If the world wide web has a totem animal, that animal is the cat. Housecats, specifically. Felis vulgaris. Millions of internet users have rallied under the banner of these fascinating animals that domesticated themselves purely on their own terms and have been worshipped ever since.
Sidenote: The words “cat” and “banner” bring to mind a cat leading a parade of devout followers with a little flag tied to its tail. My heart just sighed.
So it’s no wonder many cat lovers, myself included, have jumped over the fence and into the Japanese App Store in order to get their hands on an app called Neko Atsume. Neko Atsume translates into “Cat Collection,” which pretty much describes the experience. You collect cats, and you watch them do their kitty things. That’s all the app offers, but that’s all it needs to offer.

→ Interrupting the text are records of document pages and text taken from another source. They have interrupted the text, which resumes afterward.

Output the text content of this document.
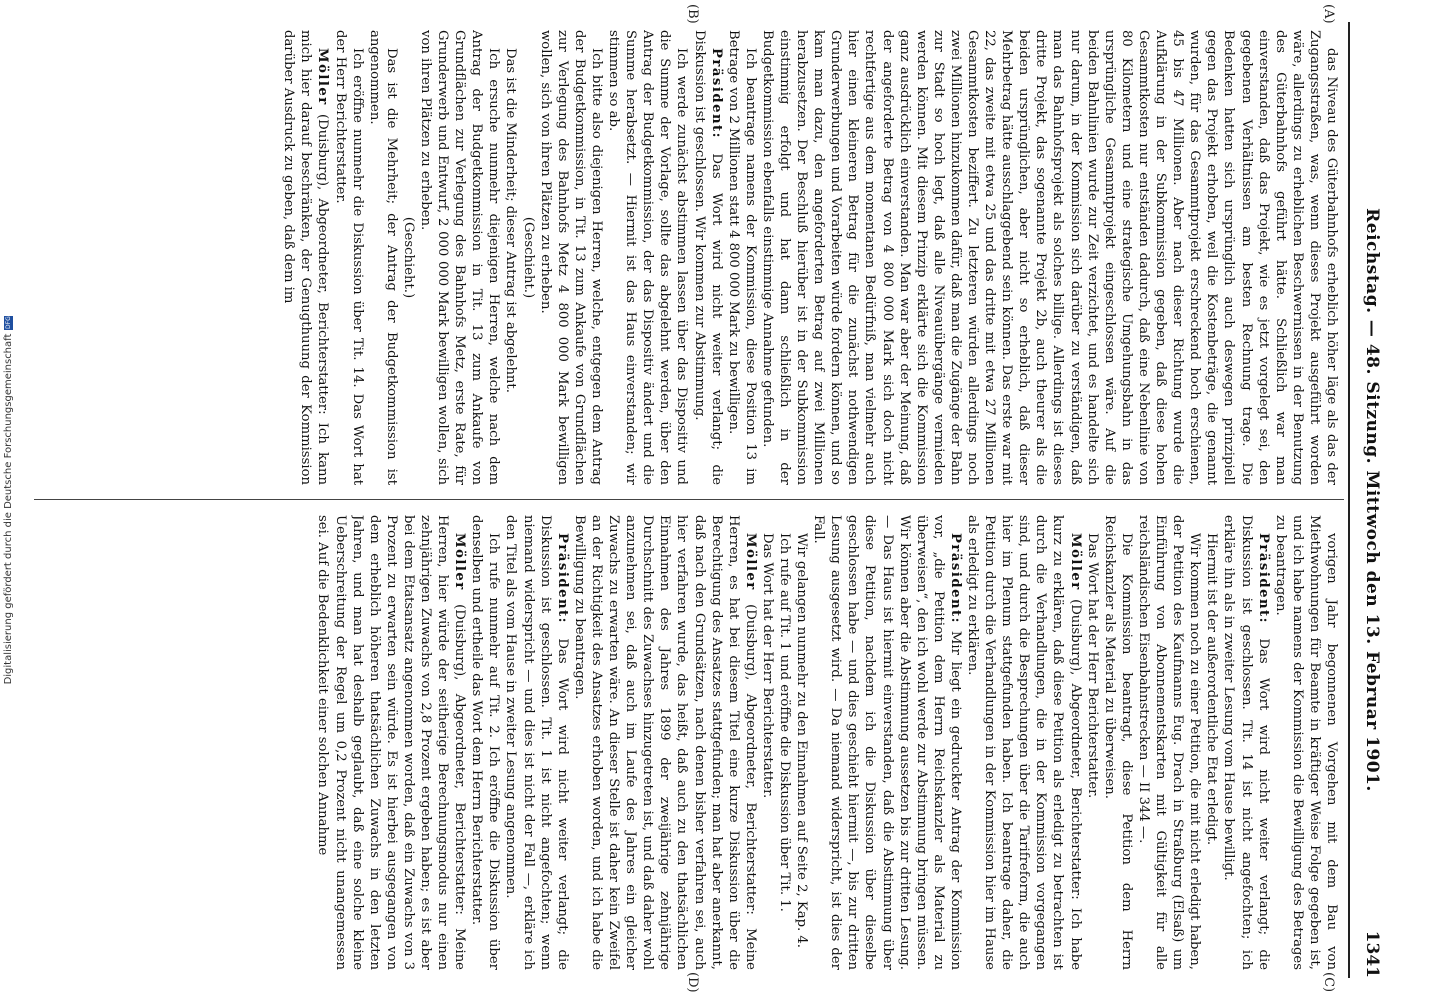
Reichstag. — 48. Sitzung. Mittwoch den 13. Februar 1901.
1341
(A)
(B)
(C)
(D)

das Niveau des Güterbahnhofs erheblich höher läge als das der Zugangsstraßen, was, wenn dieses Projekt ausgeführt worden wäre, allerdings zu erheblichen Beschwernissen in der Benutzung des Güterbahnhofs geführt hätte. Schließlich war man einverstanden, daß das Projekt, wie es jetzt vorgelegt sei, den gegebenen Verhältnissen am besten Rechnung trage. Die Bedenken hatten sich ursprünglich auch deswegen prinzipiell gegen das Projekt erhoben, weil die Kostenbeträge, die genannt wurden, für das Gesammtprojekt erschreckend hoch erschienen, 45 bis 47 Millionen. Aber nach dieser Richtung wurde die Aufklärung in der Subkommission gegeben, daß diese hohen Gesammtkosten nur entständen dadurch, daß eine Nebenlinie von 80 Kilometern und eine strategische Umgehungsbahn in das ursprüngliche Gesammtprojekt eingeschlossen wäre. Auf die beiden Bahnlinien wurde zur Zeit verzichtet, und es handelte sich nur darum, in der Kommission sich darüber zu verständigen, daß man das Bahnhofsprojekt als solches billige. Allerdings ist dieses dritte Projekt, das sogenannte Projekt 2b, auch theurer als die beiden ursprünglichen, aber nicht so erheblich, daß dieser Mehrbetrag hätte ausschlaggebend sein können. Das erste war mit 22, das zweite mit etwa 25 und das dritte mit etwa 27 Millionen Gesammtkosten beziffert. Zu letzteren würden allerdings noch zwei Millionen hinzukommen dafür, daß man die Zugänge der Bahn zur Stadt so hoch legt, daß alle Niveauübergänge vermieden werden können. Mit diesem Prinzip erklärte sich die Kommission ganz ausdrücklich einverstanden. Man war aber der Meinung, daß der angeforderte Betrag von 4 800 000 Mark sich doch nicht rechtfertige aus dem momentanen Bedürfniß, man vielmehr auch hier einen kleineren Betrag für die zunächst nothwendigen Grunderwerbungen und Vorarbeiten würde fordern können, und so kam man dazu, den angeforderten Betrag auf zwei Millionen herabzusetzen. Der Beschluß hierüber ist in der Subkommission einstimmig erfolgt und hat dann schließlich in der Budgetkommission ebenfalls einstimmige Annahme gefunden.

Ich beantrage namens der Kommission, diese Position 13 im Betrage von 2 Millionen statt 4 800 000 Mark zu bewilligen.

Präsident: Das Wort wird nicht weiter verlangt; die Diskussion ist geschlossen. Wir kommen zur Abstimmung.

Ich werde zunächst abstimmen lassen über das Dispositiv und die Summe der Vorlage, sollte das abgelehnt werden, über den Antrag der Budgetkommission, der das Dispositiv ändert und die Summe herabsetzt. — Hiermit ist das Haus einverstanden; wir stimmen so ab.

Ich bitte also diejenigen Herren, welche, entgegen dem Antrag der Budgetkommission, in Tit. 13 zum Ankaufe von Grundflächen zur Verlegung des Bahnhofs Metz 4 800 000 Mark bewilligen wollen, sich von ihren Plätzen zu erheben.

(Geschieht.)

Das ist die Minderheit; dieser Antrag ist abgelehnt.

Ich ersuche nunmehr diejenigen Herren, welche nach dem Antrag der Budgetkommission in Tit. 13 zum Ankaufe von Grundflächen zur Verlegung des Bahnhofs Metz, erste Rate, für Grunderwerb und Entwurf, 2 000 000 Mark bewilligen wollen, sich von ihren Plätzen zu erheben.

(Geschieht.)

Das ist die Mehrheit; der Antrag der Budgetkommission ist angenommen.

Ich eröffne nunmehr die Diskussion über Tit. 14. Das Wort hat der Herr Berichterstatter.

Möller (Duisburg), Abgeordneter, Berichterstatter: Ich kann mich hier darauf beschränken, der Genugthuung der Kommission darüber Ausdruck zu geben, daß dem im

vorigen Jahr begonnenen Vorgehen mit dem Bau von Miethwohnungen für Beamte in kräftiger Weise Folge gegeben ist, und ich habe namens der Kommission die Bewilligung des Betrages zu beantragen.

Präsident: Das Wort wird nicht weiter verlangt; die Diskussion ist geschlossen. Tit. 14 ist nicht angefochten; ich erkläre ihn als in zweiter Lesung vom Hause bewilligt.

Hiermit ist der außerordentliche Etat erledigt.

Wir kommen noch zu einer Petition, die mit nicht erledigt haben, der Petition des Kaufmanns Eug. Drach in Straßburg (Elsaß) um Einführung von Abonnementskarten mit Gültigkeit für alle reichsländischen Eisenbahnstrecken — II 344 —.

Die Kommission beantragt, diese Petition dem Herrn Reichskanzler als Material zu überweisen.

Das Wort hat der Herr Berichterstatter.

Möller (Duisburg), Abgeordneter, Berichterstatter: Ich habe kurz zu erklären, daß diese Petition als erledigt zu betrachten ist durch die Verhandlungen, die in der Kommission vorgegangen sind, und durch die Besprechungen über die Tarifreform, die auch hier im Plenum stattgefunden haben. Ich beantrage daher, die Petition durch die Verhandlungen in der Kommission hier im Hause als erledigt zu erklären.

Präsident: Mir liegt ein gedruckter Antrag der Kommission vor, „die Petition dem Herrn Reichskanzler als Material zu überweisen“, den ich wohl werde zur Abstimmung bringen müssen. Wir können aber die Abstimmung aussetzen bis zur dritten Lesung. — Das Haus ist hiermit einverstanden, daß die Abstimmung über diese Petition, nachdem ich die Diskussion über dieselbe geschlossen habe — und dies geschieht hiermit —, bis zur dritten Lesung ausgesetzt wird. — Da niemand widerspricht, ist dies der Fall.

Wir gelangen nunmehr zu den Einnahmen auf Seite 2, Kap. 4.

Ich rufe auf Tit. 1 und eröffne die Diskussion über Tit. 1.

Das Wort hat der Herr Berichterstatter.

Möller (Duisburg), Abgeordneter, Berichterstatter: Meine Herren, es hat bei diesem Titel eine kurze Diskussion über die Berechtigung des Ansatzes stattgefunden; man hat aber anerkannt, daß nach den Grundsätzen, nach denen bisher verfahren sei, auch hier verfahren wurde, das heißt, daß auch zu den thatsächlichen Einnahmen des Jahres 1899 der zweijährige zehnjährige Durchschnitt des Zuwachses hinzugetreten ist, und daß daher wohl anzunehmen sei, daß auch im Laufe des Jahres ein gleicher Zuwachs zu erwarten wäre. An dieser Stelle ist daher kein Zweifel an der Richtigkeit des Ansatzes erhoben worden, und ich habe die Bewilligung zu beantragen.

Präsident: Das Wort wird nicht weiter verlangt; die Diskussion ist geschlossen. Tit. 1 ist nicht angefochten; wenn niemand widerspricht — und dies ist nicht der Fall —, erkläre ich den Titel als vom Hause in zweiter Lesung angenommen.

Ich rufe nunmehr auf Tit. 2. Ich eröffne die Diskussion über denselben und ertheile das Wort dem Herrn Berichterstatter.

Möller (Duisburg), Abgeordneter, Berichterstatter: Meine Herren, hier würde der seitherige Berechnungsmodus nur einen zehnjährigen Zuwachs von 2,8 Prozent ergeben haben; es ist aber bei dem Etatsansatz angenommen worden, daß ein Zuwachs von 3 Prozent zu erwarten sein würde. Es ist hierbei ausgegangen von dem erheblich höheren thatsächlichen Zuwachs in den letzten Jahren, und man hat deshalb geglaubt, daß eine solche kleine Ueberschreitung der Regel um 0,2 Prozent nicht unangemessen sei. Auf die Bedenklichkeit einer solchen Annahme

Digitalisierung gefördert durch die Deutsche ForschungsgemeinschaftDFG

After seeing pictures of my friends on social media going “Squee!” over their own virtual cats, I used an excellent walkthrough to help me find, download, and play Neko Atsume for myself. The game’s brief tutorial, which relies mostly on visuals, instructed me on how to lay down food and toys in my garden and attract furry visitors. Within moments, I had a white cat tumbling a ball of yarn in its paws, and a striped grey cat sitting in a box, its fat face fixed with a catlike smile of utter contentment.
And then I knew I was in a lot of trouble.
Playing Neko Atsume is a bit like birdwatching, except the game’s adorable stars would probably slaughter any birds that dared cast a shadow over your digital garden. As long as you have food and toys available, cats will wander in and out at their leisure and interact with toys in varying ways. They roll, they climb, they scratch, they sleep, and sometimes they just sit perfectly still and ponder how exhausting and difficult it is to be a cat. Every cat you see is chronicled in a notebook, and you can take pictures to remember your meeting by.
When the cats are done freeloading, they leave the garden to attend to other kitten business — but not before “paying” you with fish. These fish come in two varieties: Silver and gold. Gold fish are rarer than silver fish, but both currencies can be used to buy more toys and better food to attract more cats. You can also buy house expansions so you can stuff your life full of more cats. That’s called a smart investment.
Unlike most games that involve looking after a digital pet, Neko Atsume doesn’t hold your heart hostage by threatening to starve your animal to death if you don’t check in fifty times a day. The cats simply leave. Stupid as it sounds, it does a number on your heart when you open the app and find the food dishes empty and the garden deserted. But to bring back your pals, all you need to do is set out some kibble (or some sashimi, if you’re feeling magnanimous) and check back in a few. Rest assured, if you feed them, they will come.
If you’re interested in doting on some electronic cats, Neko Atsume is free for both iOS and Android. The tutorial linked above instructs you on how to download both versions. There’s a reason why Japan reigns as the Supreme King of Cute Stuff. See for yourself.